The problem with actually believing in conspiracies is that most conspirators are too dumb to pull them off. Still, occasionally . . .
In 2005 two spacesuits of unknown origin were found in a locked room in a NASA museum. They were not connected with any known program, and presented a mystery to be solved. The story of chasing that mystery was well told by NOVA in its 2008 episode Astrospies. A decade after the discovery, and seven years after the NOVA program, files and photos were declassified and the secrets of the Manned Orbiting Laboratory were fully revealed.
The Air Force has long had a hand in spaceflight. As early as 1957, it funded development of a spaceplane, the X-20 Dyna-Soar. Ultimately that project was scrapped because of the success of the Mercury and Gemini programs, but USAF shifted goals to the Manned Orbiting Laboratory and continued.

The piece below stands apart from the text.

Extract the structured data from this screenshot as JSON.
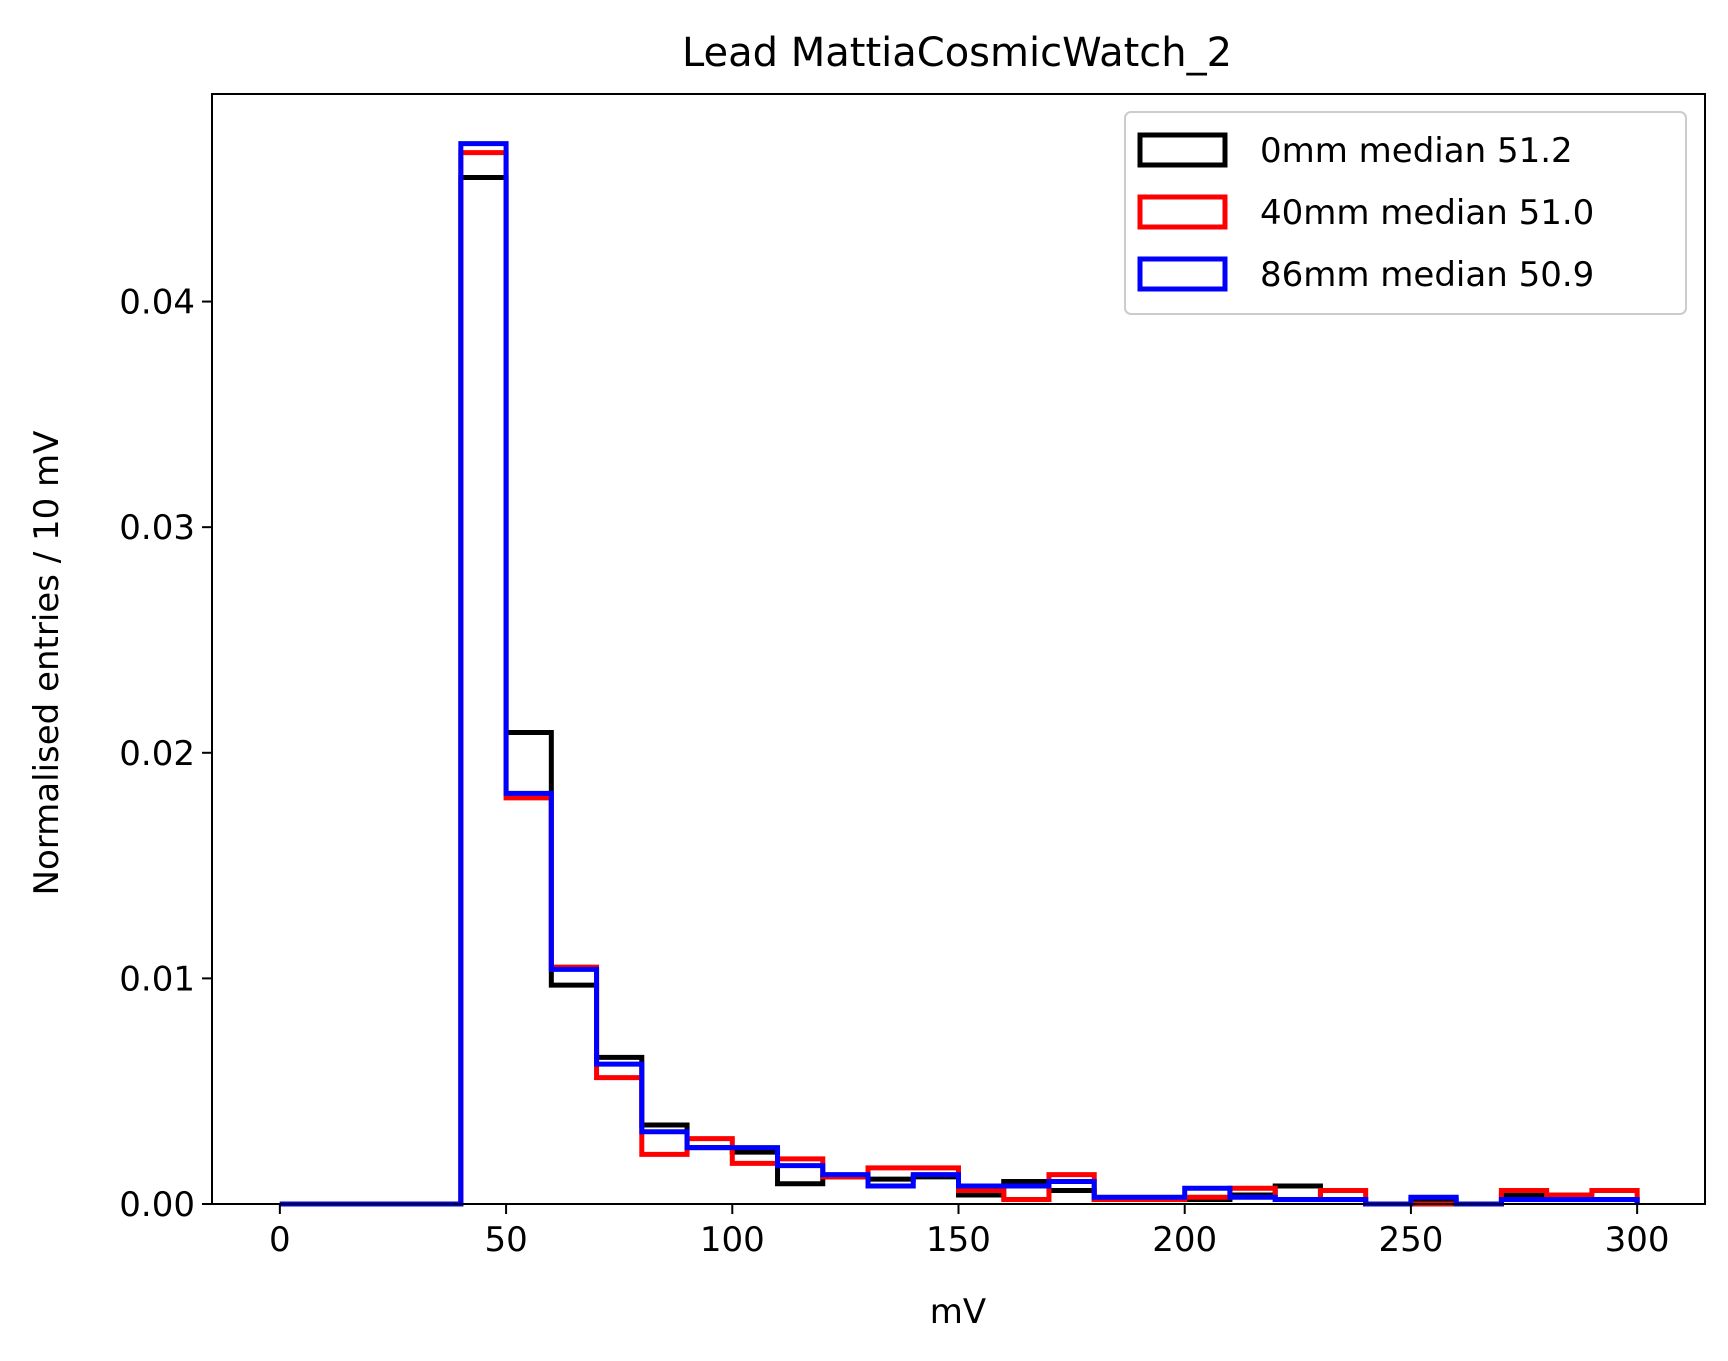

The existence Manned Orbiting Laboratory project was not secret. It was announced in 1963 but most of what went on was not revealed to the public. Essentially, it was an orbiting spy station designed to take pictures of military interest. MOL was a single use vehicle. It was designed to be launched, used for a forty day mission, then abandoned. At that time the crew would return via a Gemini B capsule which was launched with the MOL.
MOL was designed for a stacked launch. The launch vehicle was to carry the MOL with the manned Gemini B in place at the top. Once in polar orbit, the Gemini B would be powered down and the two astronauts would move into the MOL where they would spend their mission taking pictures of the Earth through advanced camera system called KH-10. At the end of the mission, the astronauts would reactivate the Gemini B and return to Earth in it, abandoning the MOL.
The Gemini B was virtually identical to the Gemini used by NASA, except for a hatch through the heat shield that allowed astronauts to move between it and the MOL.
The initial launch took place on Nov. 3, 1966 from Cape Canaveral. The MOL launched was a boilerplate mockup made from a Titan propellant tank, and the Gemini B was the prototype, and unmanned. The capsule returned to Earth safely, proving the modified heat shield, and is on display today at the Air Force Space and Missile Museum.
In June 1969, the project was cancelled. No manned and functioning flight was made. By the time of its cancellation, progress had outrun the program, and unmanned reconnaissance satellites had proved that they could do the job more cheaply than the MOL.
In all seventeen astronauts trained to fly MOL missions. One was Robert Lawrence, the first black astronaut, who died in training in 1967. (see 167. On the Brink of Glory) When the program was cancelled, all the astronauts who were under 35 years old were offered jobs at NASA. The seven who were eligible all accepted and became NASA Astronaut Group 7. All flew on the space shuttle.